Vielleicht lesen wir ja noch ein oder zwei andere Werke von Storm, in denen Frauen die Hauptfiguren sind, es gibt bei ihm Frauen von traditionsgebunden und – gezwungen, bis recht emanzipiert. Auch Elke ist kein „Frauchen“ für Patriarchen.
Sagst du ja auch.
Aber die Realisten Gottfried Keller oder Theodor Fontane liegen mir stilistisch eher.
„Was sein Frauenbild angeht, das war fast noch zweifelhafter – hat er sich nicht in eine Zwölfjährige verliebt?“
Ich meine jetzt nicht dich, aber:
Diese neumodischen, Auflagen steigernden Recherchen im Sexualleben bedeutender Autoren und anderer genialer Menschen mag ich überhaupt nicht.
Was soll der Bildersturm?
Es gibt eben Menschen, die sogar bedeutender sind als heutige Literatukritiker und Feuilleton-Journalisten.

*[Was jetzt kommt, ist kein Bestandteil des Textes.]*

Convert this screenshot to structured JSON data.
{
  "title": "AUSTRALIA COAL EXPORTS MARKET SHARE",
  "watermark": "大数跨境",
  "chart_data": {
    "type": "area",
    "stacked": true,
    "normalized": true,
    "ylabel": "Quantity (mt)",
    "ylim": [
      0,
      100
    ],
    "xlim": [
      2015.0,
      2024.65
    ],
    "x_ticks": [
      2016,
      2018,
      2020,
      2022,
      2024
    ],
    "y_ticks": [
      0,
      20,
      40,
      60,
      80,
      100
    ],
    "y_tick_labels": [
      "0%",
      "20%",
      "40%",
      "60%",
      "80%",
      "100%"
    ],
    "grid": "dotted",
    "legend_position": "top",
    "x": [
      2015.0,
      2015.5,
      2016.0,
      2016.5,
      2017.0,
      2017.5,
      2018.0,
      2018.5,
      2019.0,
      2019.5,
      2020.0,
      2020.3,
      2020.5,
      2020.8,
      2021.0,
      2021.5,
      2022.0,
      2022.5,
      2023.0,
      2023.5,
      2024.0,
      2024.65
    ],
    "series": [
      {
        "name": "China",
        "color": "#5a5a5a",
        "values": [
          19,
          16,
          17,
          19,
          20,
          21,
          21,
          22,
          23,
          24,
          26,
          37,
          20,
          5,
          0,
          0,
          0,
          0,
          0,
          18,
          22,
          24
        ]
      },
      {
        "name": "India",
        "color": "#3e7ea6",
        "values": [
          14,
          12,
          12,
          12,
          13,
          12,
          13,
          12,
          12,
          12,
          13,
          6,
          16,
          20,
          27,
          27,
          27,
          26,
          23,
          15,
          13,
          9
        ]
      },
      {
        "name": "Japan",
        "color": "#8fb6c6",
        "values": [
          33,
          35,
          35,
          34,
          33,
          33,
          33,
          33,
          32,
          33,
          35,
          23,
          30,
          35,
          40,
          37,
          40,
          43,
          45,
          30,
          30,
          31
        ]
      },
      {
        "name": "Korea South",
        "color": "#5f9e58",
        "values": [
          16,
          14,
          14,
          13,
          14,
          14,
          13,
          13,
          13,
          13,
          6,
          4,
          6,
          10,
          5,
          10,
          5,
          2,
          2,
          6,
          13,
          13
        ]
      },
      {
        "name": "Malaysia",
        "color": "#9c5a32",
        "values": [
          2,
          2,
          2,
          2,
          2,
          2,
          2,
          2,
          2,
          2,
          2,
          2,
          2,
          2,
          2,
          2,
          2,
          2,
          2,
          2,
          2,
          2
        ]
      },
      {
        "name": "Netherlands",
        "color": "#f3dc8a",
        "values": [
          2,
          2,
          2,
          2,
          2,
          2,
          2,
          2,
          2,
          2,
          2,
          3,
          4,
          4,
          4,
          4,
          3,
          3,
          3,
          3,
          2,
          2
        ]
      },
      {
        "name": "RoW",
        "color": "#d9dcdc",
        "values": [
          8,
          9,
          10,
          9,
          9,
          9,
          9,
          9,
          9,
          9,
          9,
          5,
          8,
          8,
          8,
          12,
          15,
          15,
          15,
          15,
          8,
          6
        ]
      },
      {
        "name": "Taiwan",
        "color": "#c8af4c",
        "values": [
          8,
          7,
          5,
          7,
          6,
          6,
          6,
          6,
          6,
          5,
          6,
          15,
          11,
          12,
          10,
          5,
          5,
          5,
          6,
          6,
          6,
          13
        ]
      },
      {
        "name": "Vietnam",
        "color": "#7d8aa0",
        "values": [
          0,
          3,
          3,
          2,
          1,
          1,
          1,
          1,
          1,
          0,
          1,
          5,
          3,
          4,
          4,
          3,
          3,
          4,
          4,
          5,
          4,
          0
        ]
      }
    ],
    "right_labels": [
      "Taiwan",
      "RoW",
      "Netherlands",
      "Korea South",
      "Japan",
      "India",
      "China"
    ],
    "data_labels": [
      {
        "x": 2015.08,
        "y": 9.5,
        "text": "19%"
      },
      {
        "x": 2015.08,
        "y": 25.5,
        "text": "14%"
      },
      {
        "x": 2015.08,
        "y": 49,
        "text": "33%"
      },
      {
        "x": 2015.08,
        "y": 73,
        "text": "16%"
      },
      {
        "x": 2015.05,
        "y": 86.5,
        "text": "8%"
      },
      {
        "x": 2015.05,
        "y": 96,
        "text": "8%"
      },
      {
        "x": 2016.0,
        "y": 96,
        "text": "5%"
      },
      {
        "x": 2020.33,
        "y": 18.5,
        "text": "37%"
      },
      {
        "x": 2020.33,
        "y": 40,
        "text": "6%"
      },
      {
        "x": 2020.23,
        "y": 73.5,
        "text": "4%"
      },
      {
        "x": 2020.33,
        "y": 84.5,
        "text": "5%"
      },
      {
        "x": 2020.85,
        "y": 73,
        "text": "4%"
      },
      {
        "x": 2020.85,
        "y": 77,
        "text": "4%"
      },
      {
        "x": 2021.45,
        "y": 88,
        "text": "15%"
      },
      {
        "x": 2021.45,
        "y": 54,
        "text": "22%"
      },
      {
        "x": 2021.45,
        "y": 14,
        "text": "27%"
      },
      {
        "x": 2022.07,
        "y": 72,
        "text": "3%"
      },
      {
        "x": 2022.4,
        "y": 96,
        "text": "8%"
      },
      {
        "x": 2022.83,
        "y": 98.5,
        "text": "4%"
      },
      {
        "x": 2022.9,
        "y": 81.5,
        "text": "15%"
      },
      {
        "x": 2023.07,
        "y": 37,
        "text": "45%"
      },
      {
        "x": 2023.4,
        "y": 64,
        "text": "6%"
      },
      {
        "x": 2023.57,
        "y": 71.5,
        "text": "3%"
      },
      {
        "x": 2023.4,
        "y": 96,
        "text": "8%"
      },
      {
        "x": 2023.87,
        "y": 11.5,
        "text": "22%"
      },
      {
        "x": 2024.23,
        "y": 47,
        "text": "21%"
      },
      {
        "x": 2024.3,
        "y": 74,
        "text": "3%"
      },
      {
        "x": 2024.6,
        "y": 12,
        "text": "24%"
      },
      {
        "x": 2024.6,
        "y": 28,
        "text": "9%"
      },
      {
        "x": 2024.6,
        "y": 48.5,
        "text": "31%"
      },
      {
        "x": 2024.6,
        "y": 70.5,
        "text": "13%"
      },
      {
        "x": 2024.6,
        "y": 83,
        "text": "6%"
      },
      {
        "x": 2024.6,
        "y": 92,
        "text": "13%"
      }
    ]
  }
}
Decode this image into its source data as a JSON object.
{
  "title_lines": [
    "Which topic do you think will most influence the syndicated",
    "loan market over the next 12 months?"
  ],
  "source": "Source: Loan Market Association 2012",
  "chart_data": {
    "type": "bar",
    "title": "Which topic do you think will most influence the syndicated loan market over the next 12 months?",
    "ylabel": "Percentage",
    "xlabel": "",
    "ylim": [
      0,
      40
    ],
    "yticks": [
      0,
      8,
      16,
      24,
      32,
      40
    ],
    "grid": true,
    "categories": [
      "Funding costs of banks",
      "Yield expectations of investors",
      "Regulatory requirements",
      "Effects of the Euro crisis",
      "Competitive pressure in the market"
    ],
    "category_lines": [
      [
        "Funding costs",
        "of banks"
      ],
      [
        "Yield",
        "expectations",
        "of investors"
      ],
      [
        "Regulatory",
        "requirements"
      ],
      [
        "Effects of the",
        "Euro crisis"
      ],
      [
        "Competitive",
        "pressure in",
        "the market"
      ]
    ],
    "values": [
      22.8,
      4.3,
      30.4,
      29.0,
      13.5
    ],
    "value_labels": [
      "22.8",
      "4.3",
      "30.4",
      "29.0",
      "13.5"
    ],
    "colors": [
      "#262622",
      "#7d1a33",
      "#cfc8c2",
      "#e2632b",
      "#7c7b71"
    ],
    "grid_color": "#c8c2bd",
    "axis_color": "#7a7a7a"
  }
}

Storm ist nicht der größte deutschsprachige Erzähler, aber anscheinend doch wert, heute noch bekannt zu sein. (Wie viel von Heutigen übrig bleibt, muss sich noch zeigen.)
Ansonsten: Er war verheiratet. Seine beiden Frauen waren jünger als üblich.
Ist noch nichts Abartiges.
Ich zitiere Wikipedia:
„1843 kehrte er nach Husum zurück und eröffnete eine Anwaltskanzlei. Im Januar 1844 verlobte sich Storm mit seiner Cousine Constanze Esmarch (1825–1865), die Heirat fand 1846 im Rathaus von Segeberg statt. Aus der Ehe gingen sieben Kinder hervor: Hans (* 25. Januar 1848; † 5. Dezember 1886[6][7]), Ernst (* 30. Januar 1851), Karl (* Juni 1853), Lisbeth (* 10. Juni 1855), Lucie (1860), Elsabe (* Januar 1863) und Gertrud (* 4. Mai 1865).
Constanze Storm starb am 20. Mai 1865 nach der Geburt ihrer Tochter Gertrud. Seiner Trauer verlieh Storm in dem strophischen Gedichtzyklus Tiefe Schatten Ausdruck.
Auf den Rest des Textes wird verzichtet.